Mehr als hundert Aromastoffe werden heutzutage biotechnologisch gewonnen, schätzt der Experte Jens Schrader vom Karl-Winnacker-Institut bei der DECHEMA e. V. in Frankfurt. Hefen etwa verwandeln einen Bestandteil aus Rizinusöl in Pfirsicharoma. Essigsäurebakterien helfen dabei, aus Fuselalkoholen Himbeer- und Johannisbeeraromen zu zaubern. Apfelgeschmack entsteht, wenn Hefen eine Komponente aus Rapsöl zum Verzehr gereicht wird.
Eine neuartige Mikroben-Aromafabrik entwickelt derzeit Holger Zorn, Biotechnologe an der Technischen Universität Dortmund. Der Baumpilz Pleurotus sapidus verwandelt in seinem Labor eine Substanz aus Orangenschalen in einen Baustein des Grapefruitaromas, das Nootkaton. „Unser Baumpilz ist sogar ein Speisepilz. Das bietet einen Sicherheitsvorteil“, betont Zorn. In seinem Bioreaktor wachsen allerdings keine hutförmigen Pilze, wie man sie aus dem Wald kennt. Vielmehr schwimmen kleine, igelartige Pilzkügelchen in einer knallgelben Flüssigkeit.
„Es gibt bisher kein natürliches Grapefruitaroma auf Basis von Nootkaton auf dem Markt. Es aus der Grapefruit zu isolieren, würde mehrere Millionen Euro kosten“, sagt der Forscher. Mehrere Firmen haben deshalb bereits Interesse bekundet. Sie könnten das Aroma beispielsweise Fruchtschorlen zugeben. „Wir sind optimistisch, dass wir in zwei bis drei Jahren einen Durchbruch erzielen können“, verkündet Zorn.

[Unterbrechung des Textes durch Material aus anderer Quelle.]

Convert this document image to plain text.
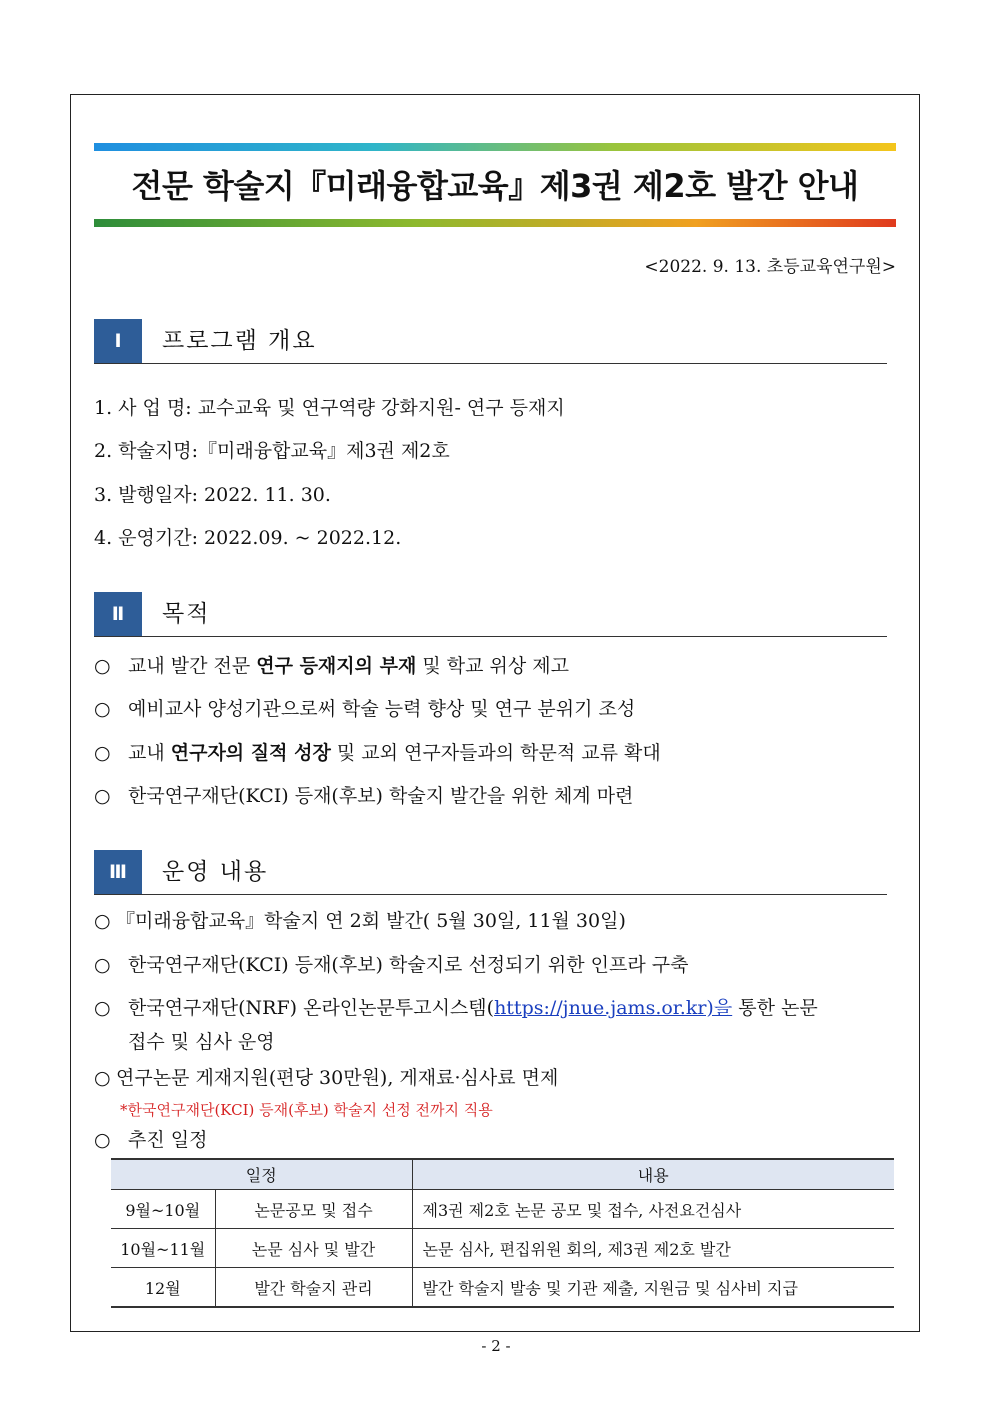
전문 학술지『미래융합교육』제3권 제2호 발간 안내
<2022. 9. 13. 초등교육연구원>
Ⅰ	프로그램 개요
1. 사 업 명: 교수교육 및 연구역량 강화지원- 연구 등재지
2. 학술지명:『미래융합교육』제3권 제2호
3. 발행일자: 2022. 11. 30.
4. 운영기간: 2022.09. ~ 2022.12.
Ⅱ	목적
○ 교내 발간 전문 연구 등재지의 부재 및 학교 위상 제고
○ 예비교사 양성기관으로써 학술 능력 향상 및 연구 분위기 조성
○ 교내 연구자의 질적 성장 및 교외 연구자들과의 학문적 교류 확대
○ 한국연구재단(KCI) 등재(후보) 학술지 발간을 위한 체계 마련
Ⅲ	운영 내용
○ 『미래융합교육』학술지 연 2회 발간( 5월 30일, 11월 30일)
○ 한국연구재단(KCI) 등재(후보) 학술지로 선정되기 위한 인프라 구축
○ 한국연구재단(NRF) 온라인논문투고시스템(https://jnue.jams.or.kr)을 통한 논문
접수 및 심사 운영
○ 연구논문 게재지원(편당 30만원), 게재료·심사료 면제
*한국연구재단(KCI) 등재(후보) 학술지 선정 전까지 직용
○ 추진 일정
일정		내용
9월~10월	논문공모 및 접수	제3권 제2호 논문 공모 및 접수, 사전요건심사
10월~11월	논문 심사 및 발간	논문 심사, 편집위원 회의, 제3권 제2호 발간
12월	발간 학술지 관리	발간 학술지 발송 및 기관 제출, 지원금 및 심사비 지급
- 2 -
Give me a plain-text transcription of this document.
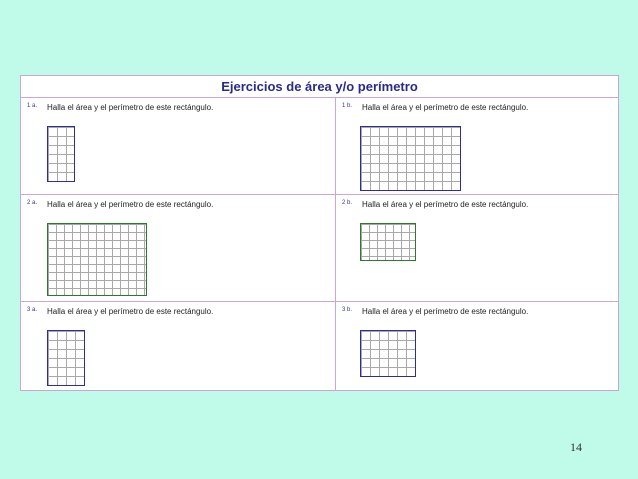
Ejercicios de área y/o perímetro
1 a. Halla el área y el perímetro de este rectángulo.	1 b. Halla el área y el perímetro de este rectángulo.
2 a. Halla el área y el perímetro de este rectángulo.	2 b. Halla el área y el perímetro de este rectángulo.
3 a. Halla el área y el perímetro de este rectángulo.	3 b. Halla el área y el perímetro de este rectángulo.
14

Das Potenzial der Baumpilze für die Aromaindustrie ist in seinen Augen noch lange nicht erschöpft: Der Knoblauchschwindling Marasmius scorodonius, der als Würzpilz in Nahrungsmitteln vorkommt, kann Carotinoide aus der Karotte in Veilchenaroma verwandeln. „Das würde man natürlich nicht in Lebensmitteln einsetzen, sondern in Parfüm“, kommentiert Zorn.
Besonders begehrt ist der Aromastoff aus der Vanilleschote, das Vanillin. Ohne die blumig-süße Geschmacksnote kommt kein Vanillepudding und kein -eis aus. Natürliches Vanillin lässt sich theoretisch aus den schwarzen Schoten isolieren. Doch das Verfahren wäre „exorbitant teuer, da der Gehalt des Aromastoffs in der Schote nur bei ungefähr zwei Prozent liegt“, schildert Jürgen Rabenhorst, Biotechnologe an der Fachhochschule Lippe und Höxter in Lemgo. Bis vor kurzem war er noch Mitarbeiter im Holzmindener Unternehmen Symrise, das verschiedene Aromastoffe mit Hilfe von Mikroorganismen herstellt.
Dort entwickelte er ein Verfahren, um das wertvolle Aroma biotechnologisch zu erzeugen: Das Bakterium Amycolatopsis kann eine Substanz aus Reiskörnern, die Ferulasäure, zu Vanillin machen. Die Mikrobe ist natürlichen Ursprungs, sie haust für gewöhnlich im Erdreich: „Gentechnisch veränderte Mikroorganismen sind für die deutsche Aromenindustrie tabu“, versichert Rabenhorst.
Die biotechnologische Herstellung von Vanillin konnte jedoch die synthetische Produktion nicht verdrängen: Das mikrobielle Produkt kostet das 60-Fache und wird nur in Mengen von höchstens zehn Tonnen pro Jahr verkauft. Das chemische Analogon wird dagegen in Mengen von 10.000 Tonnen nachgefragt.
„Ich weiß keinen Prozess, bei dem die Biotechnologie bisher die chemische Synthese abgelöst hat“, so Rabenhorst. Denn die Aromastoffe, die von Hefen, Pilzen oder Bakterien erzeugt werden, sind fast immer zehn- bis hundertmal so teuer wie die künstlichen Aromen.
Die Biotechnologen können jedoch längst nicht alle Aromen der Natur nachstellen. Voraussetzung ist, dass das zu imitierende Aroma eine Schlüsselkomponente enthält, die dann von der Mikrobe erzeugt werden kann. Ist das Aroma komplex zusammengesetzt, wie bei der Erdbeere mit mehr als 360 verschiedenen Substanzen und 19 Hauptkomponenten, müssen die Biotechnologen passen. „Es gibt deshalb kein künstliches oder biotechnologisches Erdbeeraroma, das mit dem Geschmack einer natürlichen Erdbeere mithalten kann“, räumt Zorn ein.